In the following rules tuple structures TS are to be understood up to associativity of *, and identity of nil (i.e. as a list). Note that the result of an operation may alter the tuple structure, and produce a tuple and an error code (either ok or ko)
The behaviour of put is common to all spaces
|TS| <= b
===================================================================
Space(k,b,TS).put(t) => Space(k,b,t*TS),t,ok
The behaviour of query depends on the class of space:
matches(t,T) and for all t' in TS' not matches(t',T)
===================================================================
Space(Sequential,b,TS*t*TS').query(T) => Space(Sequential,b,TS*t*TS'),t,ok
matches(t,T)
===================================================================
Space(Queue,b,TS*t).query(T) => Space(Queue,b,TS*t),t,ok
if
matches(t,T)
===================================================================
Space(Stack,b,t*TS).query(T) => Space(Stack,b,t*TS),t,ok
matches(t,T) and for all t' in TS not matches(t',T)

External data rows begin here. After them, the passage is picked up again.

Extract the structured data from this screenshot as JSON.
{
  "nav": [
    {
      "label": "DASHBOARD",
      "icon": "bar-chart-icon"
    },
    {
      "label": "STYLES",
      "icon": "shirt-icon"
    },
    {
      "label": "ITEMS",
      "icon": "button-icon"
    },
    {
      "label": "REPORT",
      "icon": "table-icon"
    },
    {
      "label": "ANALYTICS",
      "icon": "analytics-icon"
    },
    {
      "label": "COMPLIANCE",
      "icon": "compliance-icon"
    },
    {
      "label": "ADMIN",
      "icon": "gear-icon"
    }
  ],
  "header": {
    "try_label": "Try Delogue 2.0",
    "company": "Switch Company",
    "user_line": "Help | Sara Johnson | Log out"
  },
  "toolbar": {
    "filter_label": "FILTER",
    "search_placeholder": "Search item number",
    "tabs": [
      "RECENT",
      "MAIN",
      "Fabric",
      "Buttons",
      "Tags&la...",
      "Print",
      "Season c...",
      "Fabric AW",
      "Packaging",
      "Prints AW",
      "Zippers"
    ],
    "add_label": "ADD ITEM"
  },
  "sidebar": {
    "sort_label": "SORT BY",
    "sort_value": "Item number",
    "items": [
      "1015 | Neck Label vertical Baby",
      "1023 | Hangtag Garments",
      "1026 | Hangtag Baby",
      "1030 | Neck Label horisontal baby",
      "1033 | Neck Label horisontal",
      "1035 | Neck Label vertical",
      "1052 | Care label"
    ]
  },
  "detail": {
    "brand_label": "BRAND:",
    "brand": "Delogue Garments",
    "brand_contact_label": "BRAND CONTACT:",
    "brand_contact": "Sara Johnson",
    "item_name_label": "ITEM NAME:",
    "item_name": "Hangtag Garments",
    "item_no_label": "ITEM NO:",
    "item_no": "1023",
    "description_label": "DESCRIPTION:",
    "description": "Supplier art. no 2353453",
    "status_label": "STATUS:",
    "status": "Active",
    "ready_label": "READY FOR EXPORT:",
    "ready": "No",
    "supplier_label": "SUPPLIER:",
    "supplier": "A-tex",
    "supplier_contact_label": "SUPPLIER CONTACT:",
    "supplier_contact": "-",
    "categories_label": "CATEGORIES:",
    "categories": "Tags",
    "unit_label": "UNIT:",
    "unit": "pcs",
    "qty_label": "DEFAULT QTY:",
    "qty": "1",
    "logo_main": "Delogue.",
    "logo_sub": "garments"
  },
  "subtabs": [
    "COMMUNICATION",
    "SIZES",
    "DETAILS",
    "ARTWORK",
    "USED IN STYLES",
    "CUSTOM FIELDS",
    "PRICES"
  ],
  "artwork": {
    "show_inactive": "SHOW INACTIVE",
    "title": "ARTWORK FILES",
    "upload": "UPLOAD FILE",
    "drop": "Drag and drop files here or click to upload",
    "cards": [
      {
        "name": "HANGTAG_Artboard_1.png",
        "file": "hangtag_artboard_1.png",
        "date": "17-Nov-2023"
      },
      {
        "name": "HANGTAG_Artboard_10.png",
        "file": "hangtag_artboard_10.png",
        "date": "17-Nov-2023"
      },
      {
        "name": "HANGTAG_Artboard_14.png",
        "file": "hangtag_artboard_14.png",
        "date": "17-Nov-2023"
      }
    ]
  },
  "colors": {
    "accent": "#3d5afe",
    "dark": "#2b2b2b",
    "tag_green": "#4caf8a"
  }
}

===================================================================
Space(Pile,b,TS*t*TS').query(T) => Space(Pile,b,TS*t*TS'),t,ko
t is chosen randomly in { t in TS such that matches(t,T)}
===================================================================
Space(Random,b,TS).query(T) => Space(Random,b,TS),t,ok
matches(t,T)
===================================================================
Space(NonDet,b,TS*t*TS').query(T) => Space(NonDet,b,TS*t*TS'),t,ok
The behaviour of queryP is similar but ensures progress and returns error codes accordingly. We just provide the rules for sequential spaces, the rest of the rules are defined similarly.
matches(t,T) and for all t' in TS' not matches(t',T)
===================================================================
Space(Sequential,b,TS*t*TS').queryP(T) => Space(Sequential,b,TS*t*TS'),t,ok
for all t' in TS not matches(t',T)
===================================================================
Space(Sequential,b,TS).queryP(T) => Space(Sequential,b,TS),null,ko
The rest of the operations are defined similarly.